Besides Hardy, Stephenson's favorite subject is Fragasso, whose insanely arrogant defenses of the film are the comic highlight of the movie. He doesn't make films for the critics, he claims - and it's very easy to believe him. He patiently explains why Troll 2 is a masterpiece of social observation: and from the co-writer and uncredited co-director of the execrable Hell of the Living Dead, that's not an unreasonable claim to make (that's the grimmest truth about Troll 2: it's absolutely not the worst film in Fragasso's career). And yet, when this cocksure Italian ass comes face to face with the crowds who find his ineptitude hilarious, it's almost touching to see the pain flickering on his face. Damn you, Michael Paul Stevenson: you made me feel a little sorry for Claudio Fragasso.

Along the way, the film touches on the many people who've seen and loved Troll 2, explaining why they love it; and a better defense of the necessity of bad movies I've never seen, even if I can't follow as far as the folks who earnestly claim that it's not actually "bad", that it's not to be loved ironically. That might be true for Showgirls, it sure as hell ain't true for Troll 2. But I digress: though it spends little time focusing on the audience in favor of the actors, Stephenson still has enough love left over for the only people who'll ever regard him as an important movie star to devote a good portion of Best Worst Movie to celebrating the fans: paying tribute to the communality that comes from surrounding yourself with other cult movie lovers and making fun of a bad movie as one. There really is nothing at all like it: the feeling of being surrounded by fellow fanboys or cinephiles at a superhero movie or film festival hasn't got a patch on it. I do not know that any film has ever tried to depict this weird sense of unity before Best Worst Movie; I am convinced that none has done it so well.

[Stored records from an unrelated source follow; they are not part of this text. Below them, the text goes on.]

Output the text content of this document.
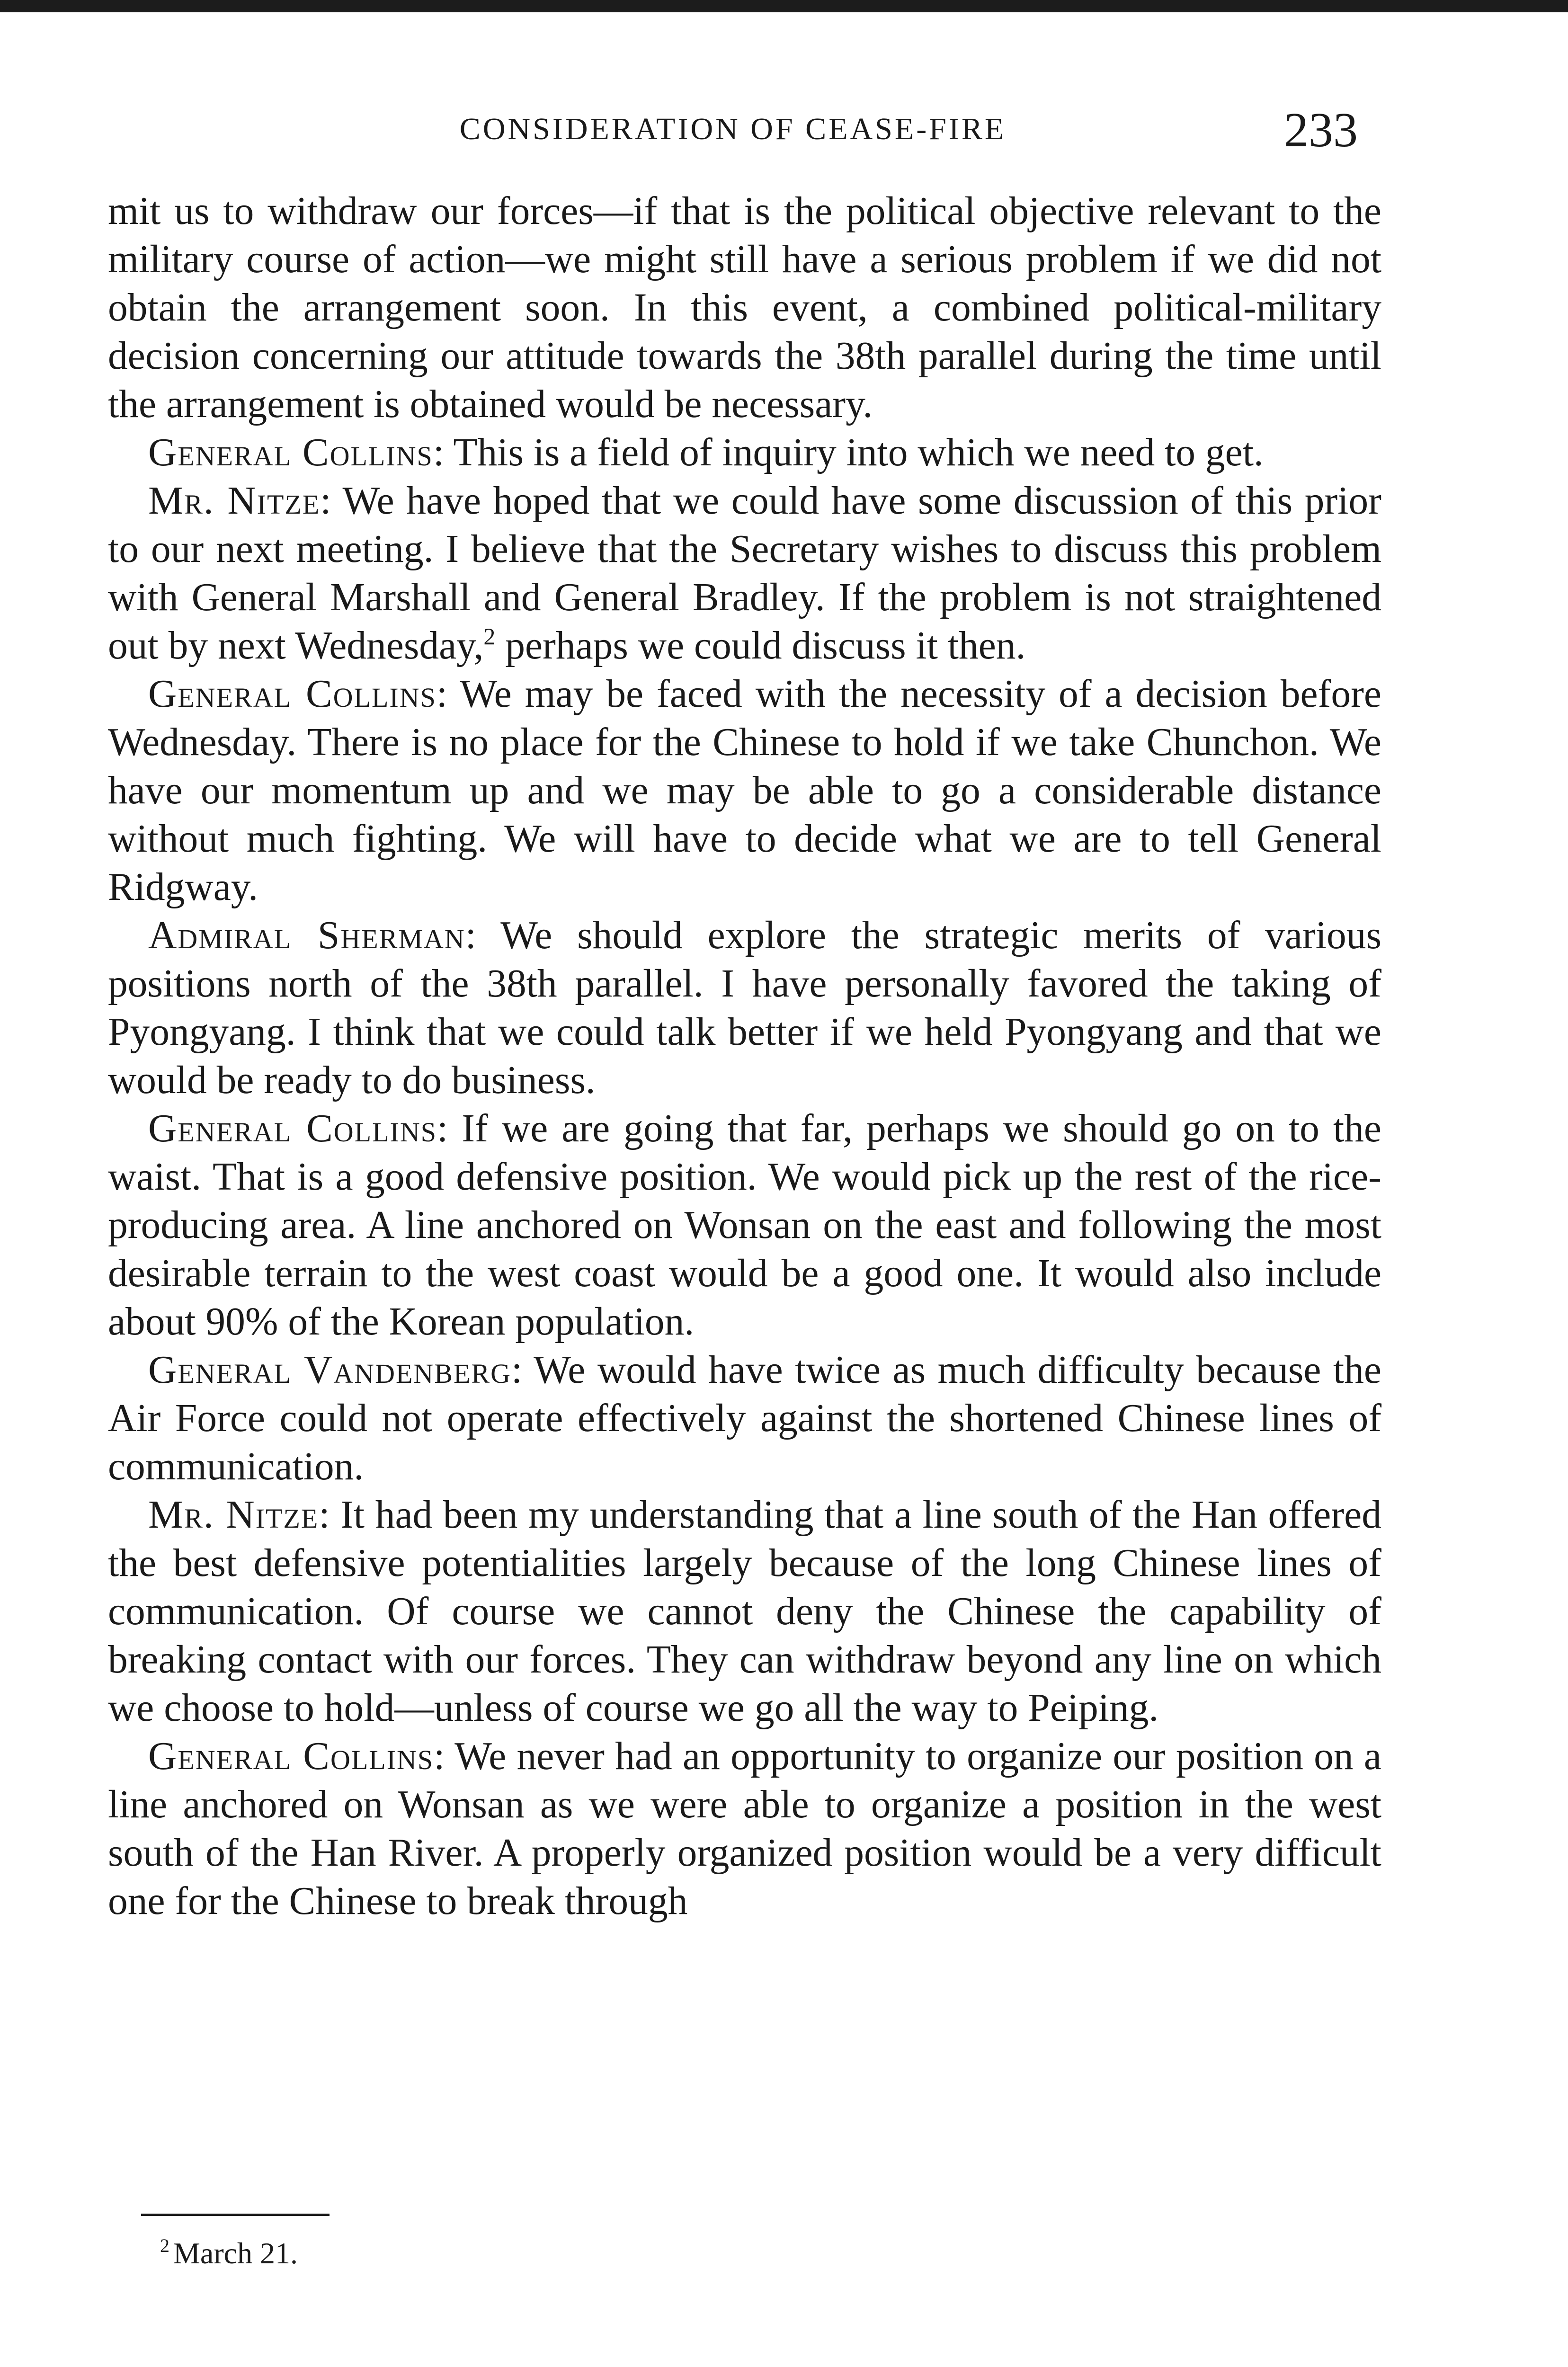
CONSIDERATION OF CEASE-FIRE	233

mit us to withdraw our forces—if that is the political objective relevant to the military course of action—we might still have a serious problem if we did not obtain the arrangement soon. In this event, a combined political-military decision concerning our attitude towards the 38th parallel during the time until the arrangement is obtained would be necessary.

General Collins: This is a field of inquiry into which we need to get.

Mr. Nitze: We have hoped that we could have some discussion of this prior to our next meeting. I believe that the Secretary wishes to discuss this problem with General Marshall and General Bradley. If the problem is not straightened out by next Wednesday,$^2$ perhaps we could discuss it then.

General Collins: We may be faced with the necessity of a decision before Wednesday. There is no place for the Chinese to hold if we take Chunchon. We have our momentum up and we may be able to go a considerable distance without much fighting. We will have to decide what we are to tell General Ridgway.

Admiral Sherman: We should explore the strategic merits of various positions north of the 38th parallel. I have personally favored the taking of Pyongyang. I think that we could talk better if we held Pyongyang and that we would be ready to do business.

General Collins: If we are going that far, perhaps we should go on to the waist. That is a good defensive position. We would pick up the rest of the rice-producing area. A line anchored on Wonsan on the east and following the most desirable terrain to the west coast would be a good one. It would also include about 90% of the Korean population.

General Vandenberg: We would have twice as much difficulty because the Air Force could not operate effectively against the shortened Chinese lines of communication.

Mr. Nitze: It had been my understanding that a line south of the Han offered the best defensive potentialities largely because of the long Chinese lines of communication. Of course we cannot deny the Chinese the capability of breaking contact with our forces. They can withdraw beyond any line on which we choose to hold—unless of course we go all the way to Peiping.

General Collins: We never had an opportunity to organize our position on a line anchored on Wonsan as we were able to organize a position in the west south of the Han River. A properly organized position would be a very difficult one for the Chinese to break through

$^2$ March 21.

It's not art; it doesn't try to re-imagine what documentary filmmaking can look like; Best Worst Movie is just really nice and really fun. It's a human story, not a making-of documentary - if you've never seen Troll 2, there's little lost, especially since the most relevant scenes are shown at the appropriate moments - but it's such a touching human story, so filled with so much affection for everyone who wanders onscreen, that it's hard not to respond to it warmly. It really is a tribute to human endurance: most of the people we spend time with ended up somewhere far different than they wanted to, but most of them are pretty content, and none of them have given up. Pretty strong stuff for a film about something as resolutely worthless as Troll 2, but that's the thing: all those bad movies were made by real people with beating hearts, and that's part of what makes us love them.